Yardım kampanyaları açılmıştır, burada toplananlar hak sahiplerine ulaşacaktır.
SGK kanunda, iş kazaları sonucunda vefat edenlerle ilgili özel hükümler var. Burada prim ödeme gün sayısının önemi yok. O gün bile işe başlasa, ölüm geliri bağlanmaktadır. Kanundaki tabir ölüm aylığıdır. İş adamlarının sosyal amaçlı talepleri var. Ev ve konut gibi. Genel sağlık sigortası ve SGK'ya göre çalışma yapıyoruz. Kanunen şehit sayılmalarından dolayı belki, burada vefat etmiş olanlar için uygulamış olabilir miyiz?
Bugün için bir karara varmadık. Hak sahiplerini memnun edecek bir düzenlemeyi yakın zamanda açıklayacağız.
Madenleri kapanma kararı daha önce de söylenmişti. Biz bunu gerçekçi bulmuyoruz. Bu kömürü çıkartmalıyız.
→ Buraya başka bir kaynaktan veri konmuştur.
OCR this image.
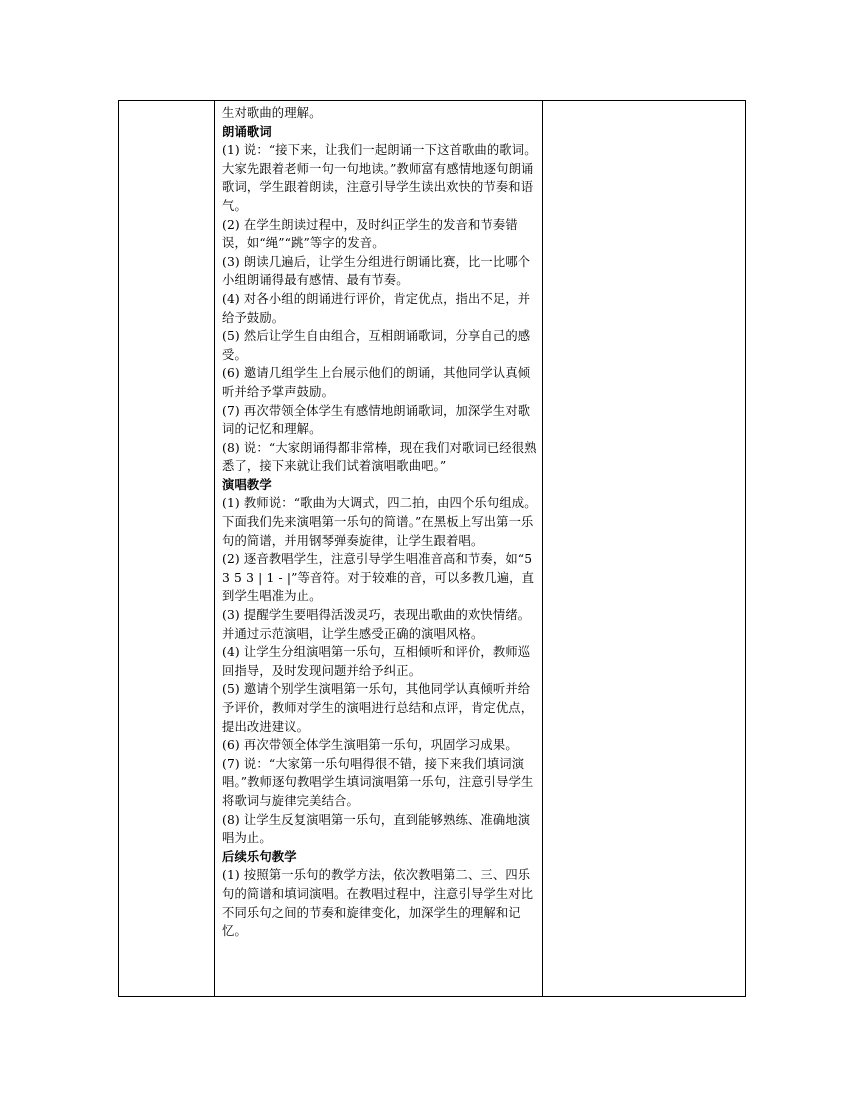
生对歌曲的理解。

朗诵歌词

(1) 说：“接下来，让我们一起朗诵一下这首歌曲的歌词。大家先跟着老师一句一句地读。”教师富有感情地逐句朗诵歌词，学生跟着朗读，注意引导学生读出欢快的节奏和语气。

(2) 在学生朗读过程中，及时纠正学生的发音和节奏错误，如“绳”“跳”等字的发音。

(3) 朗读几遍后，让学生分组进行朗诵比赛，比一比哪个小组朗诵得最有感情、最有节奏。

(4) 对各小组的朗诵进行评价，肯定优点，指出不足，并给予鼓励。

(5) 然后让学生自由组合，互相朗诵歌词，分享自己的感受。

(6) 邀请几组学生上台展示他们的朗诵，其他同学认真倾听并给予掌声鼓励。

(7) 再次带领全体学生有感情地朗诵歌词，加深学生对歌词的记忆和理解。

(8) 说：“大家朗诵得都非常棒，现在我们对歌词已经很熟悉了，接下来就让我们试着演唱歌曲吧。”

演唱教学

(1) 教师说：“歌曲为大调式，四二拍，由四个乐句组成。下面我们先来演唱第一乐句的简谱。”在黑板上写出第一乐句的简谱，并用钢琴弹奏旋律，让学生跟着唱。

(2) 逐音教唱学生，注意引导学生唱准音高和节奏，如“5 3 5 3 | 1 - |”等音符。对于较难的音，可以多教几遍，直到学生唱准为止。

(3) 提醒学生要唱得活泼灵巧，表现出歌曲的欢快情绪。并通过示范演唱，让学生感受正确的演唱风格。

(4) 让学生分组演唱第一乐句，互相倾听和评价，教师巡回指导，及时发现问题并给予纠正。

(5) 邀请个别学生演唱第一乐句，其他同学认真倾听并给予评价，教师对学生的演唱进行总结和点评，肯定优点，提出改进建议。

(6) 再次带领全体学生演唱第一乐句，巩固学习成果。

(7) 说：“大家第一乐句唱得很不错，接下来我们填词演唱。”教师逐句教唱学生填词演唱第一乐句，注意引导学生将歌词与旋律完美结合。

(8) 让学生反复演唱第一乐句，直到能够熟练、准确地演唱为止。

后续乐句教学

(1) 按照第一乐句的教学方法，依次教唱第二、三、四乐句的简谱和填词演唱。在教唱过程中，注意引导学生对比不同乐句之间的节奏和旋律变化，加深学生的理解和记忆。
Isınmada, aydınlatmada kullanmalıyız.”
-Maden yasası konuşuldu mu?. Yaşam odasının zorunlu hale gelmesi ya da ILO sözleşmesinin imzalanması ve madenlerin kapanması gibi konularda ne diyeceksiniz?
Mevcut maden kanunun 7 maddesinde değişiklik yapılmasını öngören bir taslak sunuldu. Ama biz daha genel bakıyoruz. Bu iş kazalarını minimize edecek adımlar atmak istiyoruz.
İleri teknoloji kullanan ülkeler, biz kendimizce yeterli tedbir aldığımızı düşündük. Çalışma ve Sosyal Güvenlik Bakanlığı müfettişleri inceleme yapıyor. Onlar gittikten sonra denetimciler, mühendisiler koymuş. Ama bu kaza da olmuş. Adli soruşturma içinde bu iş kazasının nedenini öğreneceğiz.
Madenlerin kapatılması ile ilgili olarak biz bunu gerçekçi bulmuyoruz. Mesela ekonomik açısı ile sürdürülmesi gereken bir iştir. 15 milyar ton rezervi bulunan Türkiye’de her şey ikame ile kullanılırsa cari açığımız olur.
Soma’nın ekonomisi var, çalışanların ekonomisi var. Biz madenlerimizi bulmalıyız, çıkarmalıyız, değerlendirmeliyiz.
Her sektörün kendi içinde riski vardır. Madenden ağır risk var.
Sektörle ilgili her türlü gereksinimi, karşılayacak bir yasa hazırlığı içerisindeyiz.
Yaşam odaları da bu yasa kapsamında ele alınacaklardan sadece birisi. Teknik bir konu, ayrıntıları ile konuşuldu.
-Başbakan’ın Soma’da bir markette bir vatandaşa yumruk attığı iddiaları çok konuşuldu. O gün ne oldu?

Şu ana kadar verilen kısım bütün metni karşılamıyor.